Most of these passengers were taking flights to California, Florida, Arizona and Texas, where the prohibited products could place major agricultural industries at risk.
APHIS will also inspect commercial vehicles that carry non-agricultural products since plant and animal diseases can be spread via items such as tires.
“There’s lots of vectors,” Kiel said.
Most U.S.-bound goods coming from Canada enter by truck or rail.
In 2007, goods entering by truck accounted for 50 percent of the value of all U.S. imports from Canada; goods entering by rail, 20 percent; by water, six percent; by air, four percent; and by other means (e.g. pipeline), 20 percent, according to analysis.

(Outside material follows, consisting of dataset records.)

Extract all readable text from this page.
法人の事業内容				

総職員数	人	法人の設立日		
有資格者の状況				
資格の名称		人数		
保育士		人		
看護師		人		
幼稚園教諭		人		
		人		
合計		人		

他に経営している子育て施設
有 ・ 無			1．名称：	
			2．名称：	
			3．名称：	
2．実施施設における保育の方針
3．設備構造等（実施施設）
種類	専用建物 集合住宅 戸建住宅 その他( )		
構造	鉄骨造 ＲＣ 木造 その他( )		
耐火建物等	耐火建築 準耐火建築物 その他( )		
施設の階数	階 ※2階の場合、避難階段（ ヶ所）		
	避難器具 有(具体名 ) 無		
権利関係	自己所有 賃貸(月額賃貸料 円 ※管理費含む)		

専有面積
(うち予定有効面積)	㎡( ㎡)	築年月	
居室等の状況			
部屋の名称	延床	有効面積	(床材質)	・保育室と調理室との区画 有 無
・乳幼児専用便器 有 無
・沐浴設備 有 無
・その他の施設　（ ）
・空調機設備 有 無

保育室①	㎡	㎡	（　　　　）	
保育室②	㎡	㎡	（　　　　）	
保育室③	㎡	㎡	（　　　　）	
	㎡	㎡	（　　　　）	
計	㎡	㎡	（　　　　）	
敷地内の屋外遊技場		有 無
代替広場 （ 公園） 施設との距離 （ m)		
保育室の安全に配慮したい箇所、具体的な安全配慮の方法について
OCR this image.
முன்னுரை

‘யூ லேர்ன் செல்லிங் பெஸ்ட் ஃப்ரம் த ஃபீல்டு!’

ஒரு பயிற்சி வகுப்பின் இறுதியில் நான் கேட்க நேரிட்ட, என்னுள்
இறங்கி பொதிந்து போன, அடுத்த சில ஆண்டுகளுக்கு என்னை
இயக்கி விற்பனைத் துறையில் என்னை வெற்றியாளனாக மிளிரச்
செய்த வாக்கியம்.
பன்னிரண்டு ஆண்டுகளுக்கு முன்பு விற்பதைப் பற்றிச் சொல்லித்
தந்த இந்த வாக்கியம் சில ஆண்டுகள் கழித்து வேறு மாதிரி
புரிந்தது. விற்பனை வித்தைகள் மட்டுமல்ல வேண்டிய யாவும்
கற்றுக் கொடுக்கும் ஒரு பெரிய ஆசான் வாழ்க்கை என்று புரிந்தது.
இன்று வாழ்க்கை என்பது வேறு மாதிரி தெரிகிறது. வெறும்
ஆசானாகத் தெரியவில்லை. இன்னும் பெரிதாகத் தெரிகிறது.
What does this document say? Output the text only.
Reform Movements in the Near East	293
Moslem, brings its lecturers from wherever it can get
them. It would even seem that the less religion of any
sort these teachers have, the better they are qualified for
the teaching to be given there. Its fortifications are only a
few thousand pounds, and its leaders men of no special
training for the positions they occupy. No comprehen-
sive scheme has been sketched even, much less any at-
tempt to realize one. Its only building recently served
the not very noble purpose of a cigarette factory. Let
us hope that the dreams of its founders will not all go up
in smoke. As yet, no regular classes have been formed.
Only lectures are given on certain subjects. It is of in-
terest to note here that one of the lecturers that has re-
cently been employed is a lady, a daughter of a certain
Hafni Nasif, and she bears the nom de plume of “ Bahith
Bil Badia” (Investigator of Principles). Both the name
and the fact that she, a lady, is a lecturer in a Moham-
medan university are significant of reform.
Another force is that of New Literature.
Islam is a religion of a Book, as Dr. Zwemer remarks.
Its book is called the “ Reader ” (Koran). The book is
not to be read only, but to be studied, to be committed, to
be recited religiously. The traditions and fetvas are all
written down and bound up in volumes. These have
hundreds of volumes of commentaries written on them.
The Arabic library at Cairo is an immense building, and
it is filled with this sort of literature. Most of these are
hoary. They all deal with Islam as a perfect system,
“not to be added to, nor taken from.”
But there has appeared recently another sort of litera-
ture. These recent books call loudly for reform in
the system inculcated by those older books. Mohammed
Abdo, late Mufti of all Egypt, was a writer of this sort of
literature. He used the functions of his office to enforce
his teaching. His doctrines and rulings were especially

Between 1991 and 2007, the nominal value of agricultural imports increased from $3.3 billion in 1991 to $15.2 billion in 2007. Except in 2003, when the value declined by 0.6 percent, agricultural imports from Canada grew steadily, with an average annual increase in value of about 10 percent over the 17 years.
In addition to the growing volume of legitimate re-exports, shippers have incentive to mix third-country goods with Canadian-produced goods because of lower U.S. tariffs for goods of Canadian origin, according to the analysis.
Concern about the switch from an interim to final rule was muted from the B.C. Fruit Growers’ Association, representing 810 growers.
And the 690 member Canadian Produce Marketing Association did not respond to interview requests.
In 2008, $89.3 million in user fees were collected by U.S. agencies while it cost $98.7 million to operate the inspection program.